Der Staatsanwalt wiederum betonte, dass es in der Anklage nicht primär darum ginge, festzustellen, ob die Zangengeburt medizinisch indiziert gewesen sei. Ihm gehe es vor allem um die Selbstbestimmung der Mutter und darum, ob sie eingewilligt habe. „Der Patient soll selber entscheiden, welches Risiko er auf sich nimmt oder nicht“, sagte er. Der Arzt habe aus seiner Sicht bei seinem ersten Erscheinen im Kreißsaal, als die Patientin sehr wohl noch aufnahmefähig gewesen sei, bereits über eine mögliche Zangengeburt aufklären müssen.

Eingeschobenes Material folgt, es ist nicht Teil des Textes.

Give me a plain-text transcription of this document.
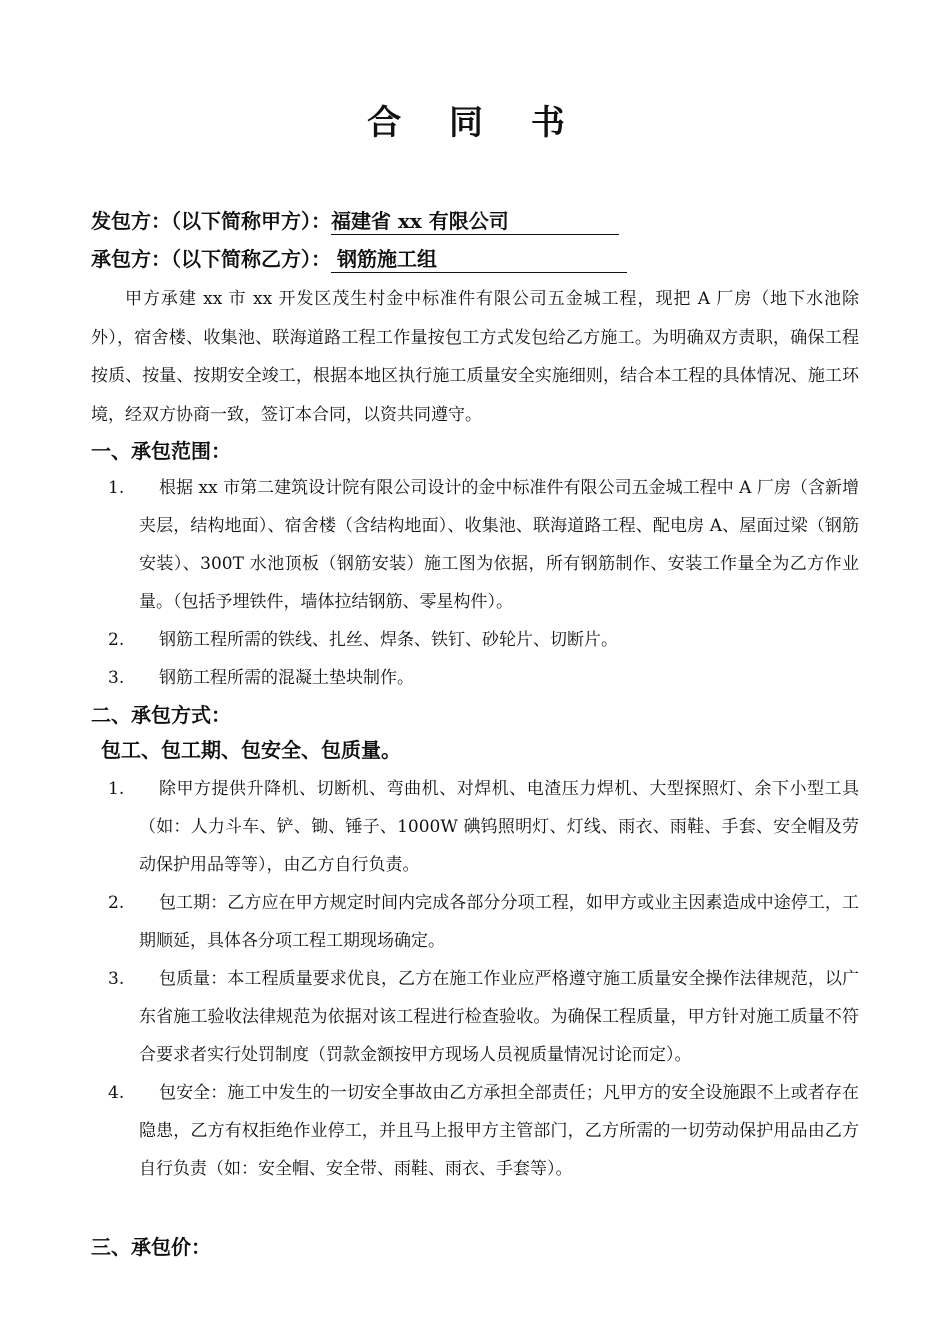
合 同 书
发包方：（以下简称甲方）：福建省 xx 有限公司
承包方：（以下简称乙方）： 钢筋施工组
甲方承建 xx 市 xx 开发区茂生村金中标准件有限公司五金城工程，现把 A 厂房（地下水池除外），宿舍楼、收集池、联海道路工程工作量按包工方式发包给乙方施工。为明确双方责职，确保工程按质、按量、按期安全竣工，根据本地区执行施工质量安全实施细则，结合本工程的具体情况、施工环境，经双方协商一致，签订本合同，以资共同遵守。
一、承包范围：
1.	根据 xx 市第二建筑设计院有限公司设计的金中标准件有限公司五金城工程中 A 厂房（含新增夹层，结构地面）、宿舍楼（含结构地面）、收集池、联海道路工程、配电房 A、屋面过梁（钢筋安装）、300T 水池顶板（钢筋安装）施工图为依据，所有钢筋制作、安装工作量全为乙方作业量。（包括予埋铁件，墙体拉结钢筋、零星构件）。
2.	钢筋工程所需的铁线、扎丝、焊条、铁钉、砂轮片、切断片。
3.	钢筋工程所需的混凝土垫块制作。
二、承包方式：
包工、包工期、包安全、包质量。
1.	除甲方提供升降机、切断机、弯曲机、对焊机、电渣压力焊机、大型探照灯、余下小型工具（如：人力斗车、铲、锄、锤子、1000W 碘钨照明灯、灯线、雨衣、雨鞋、手套、安全帽及劳动保护用品等等），由乙方自行负责。
2.	包工期：乙方应在甲方规定时间内完成各部分分项工程，如甲方或业主因素造成中途停工，工期顺延，具体各分项工程工期现场确定。
3.	包质量：本工程质量要求优良，乙方在施工作业应严格遵守施工质量安全操作法律规范，以广东省施工验收法律规范为依据对该工程进行检查验收。为确保工程质量，甲方针对施工质量不符合要求者实行处罚制度（罚款金额按甲方现场人员视质量情况讨论而定）。
4.	包安全：施工中发生的一切安全事故由乙方承担全部责任；凡甲方的安全设施跟不上或者存在隐患，乙方有权拒绝作业停工，并且马上报甲方主管部门，乙方所需的一切劳动保护用品由乙方自行负责（如：安全帽、安全带、雨鞋、雨衣、手套等）。
三、承包价：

Im Prozess hatte der Angeklagte Fehler bestritten. Der Einsatz der Geburtszange sei alternativlos gewesen. Nach den Schlussplädoyers hatte er das letzte Wort. Mit deutlich belegter Stimme sagte er, das Einzige, was er sagen wolle, sei „dass es mir für alle hier leidtut, dass wir jetzt hier sitzen müssen.“Als das Urteil verlesen wurde, hörte er dem Richter mit gesenktem Kopf zu. Die Eltern des verstorbenen Babys, die als Nebenkläger anwesend waren, nickten bei der Verkündung immer wieder zustimmend.
Der Staatsanwalt betonte in seinem Plädoyer, er habe „den Eindruck, dass man in diesem Verfahren niemandem wirklich gerecht werden kann.“Einerseits angesichts des allgegenwärtigen Verlusts der Eltern, andererseits angesichts der langen Vita des Arztes, in der sonst nie etwas schief gelaufen sei.